Case ID: wis_47/html/0424-01.html
Source: Caselaw Access Project
Author: {"author": "Lyon, J.", "license": "Public Domain", "url": "https://static.case.law/"}
Date Created: 2024-08-24T03:29:51.129683

White vs. Hale.
    
      (1) Contract or tort? (2) Right to costs in circuit court.
    
    1. An action for damages for breach of warranty where the complaint contains no charge of fraud or deceit, is an action on contract, and not one sounding in tort.
    2. Where, in such an action, brought in the circuit court, plaintiff claims over $200 damages and recovers less than $50, he may recover taxable costs at the discretion of the court. Subd. 7, sec. 2918, R. S.
    APPEAL from the Circuit Court for Hacine County.
    This action was brought to recover damages for an alleged breach of warranty. The complaint (duly verified) avers that, “ the plaintiff wishing to buy, and the defendant offering to sell this plaintiff a certain horse, warranted and represented said liorse to be all right, sound, hind and true and gentle, and quiet in harness, and good every way to work and use; ” that the plaintiff, “ relying upon said warranty and representations, then and there purchased said horse, and paid the defendant his note therefor,” for $115 with interest; that, “at the time of said warranty and sale, the horse was unsound, unkind and untrue, and balky and restive, and ungovernable in harness, and had a disease of his limbs, was lame and had been foundered, was unable to work, and of no use whatever, and utterly worthless, and was in fact not worth anything or any sum whatever, and the whole price paid less than the defendant represented and warranted him; and that said horse still so remains.” Special damages in the sum of $250 are alleged, and judgment for $350 is demanded.
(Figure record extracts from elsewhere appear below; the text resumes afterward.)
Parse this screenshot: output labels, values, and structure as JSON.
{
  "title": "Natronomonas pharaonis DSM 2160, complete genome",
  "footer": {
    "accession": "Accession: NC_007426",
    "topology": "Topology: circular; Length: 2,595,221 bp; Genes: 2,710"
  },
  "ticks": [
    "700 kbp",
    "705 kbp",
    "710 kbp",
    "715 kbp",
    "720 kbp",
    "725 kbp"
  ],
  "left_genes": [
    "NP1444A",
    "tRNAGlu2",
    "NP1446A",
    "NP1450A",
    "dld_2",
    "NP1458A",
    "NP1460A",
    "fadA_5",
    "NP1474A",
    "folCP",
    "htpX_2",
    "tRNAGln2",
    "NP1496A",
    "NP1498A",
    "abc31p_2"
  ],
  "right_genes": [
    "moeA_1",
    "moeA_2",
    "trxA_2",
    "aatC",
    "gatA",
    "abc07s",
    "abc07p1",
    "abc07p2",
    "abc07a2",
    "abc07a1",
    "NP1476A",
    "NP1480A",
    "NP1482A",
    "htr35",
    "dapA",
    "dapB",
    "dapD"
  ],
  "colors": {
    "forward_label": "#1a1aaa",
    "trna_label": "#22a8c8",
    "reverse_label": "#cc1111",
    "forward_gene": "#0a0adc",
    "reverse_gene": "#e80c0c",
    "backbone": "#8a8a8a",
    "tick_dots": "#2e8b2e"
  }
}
The answer denies the warranty.
    Upon trial of the cause, the jury found for the plaintiff, and assessed his damages at $45.97. The clerk thereupon taxed the costs in favor of the plaintiff, and refused to tax defendant’s costs. On appeal, the court affirmed the taxation, and gave judgment for the plaintiff for the damages assessed by the jury and full costs. If plaintiff is entitled to costs, it is conceded that they are taxed at the true amount.
    The defendant appealed from that part of the judgment which awarded costs to the plaintiff.
    The cause was submitted for the appellant on the brief of J. V. V. Platto.
    
    
      J. T. Fish, for respondent.
   Lyon, J.

The learned counsel for the defendant assumes that the action sounds in tort, and that the defendant is entitled to costs under section 2920 and subdivision 5 of section 2918, E. S, "Were this an action of tort, his position would be correct. But it is not such an action. Although the complaint seems to have been originally drawn charging a fraudulent warranty, it has been amended by striking out everything which tends to charge fraud or deceit; and as it now stands it states a cause of action ex contractu, and not ex delicto. The action being upon contract, the demand in the complaint exceeding $100, and the complaint being duly verified, the case is ruled by subdivision 7 of section 2918, which, in a case like this, gives the plaintiff such costs as the court in its discretion may allow. In the exercise of that discretion the circuit court has given the plaintiff full costs.

The testimony has not been preserved, and there is nothing in the record which authorizes us to say that the allowance of such costs was an abuse of discretion; hence we cannot disturb the judgment. See Power v. Rockwell, 39 Wis., 585.

By the Court. — The judgment of the circuit court is affirmed.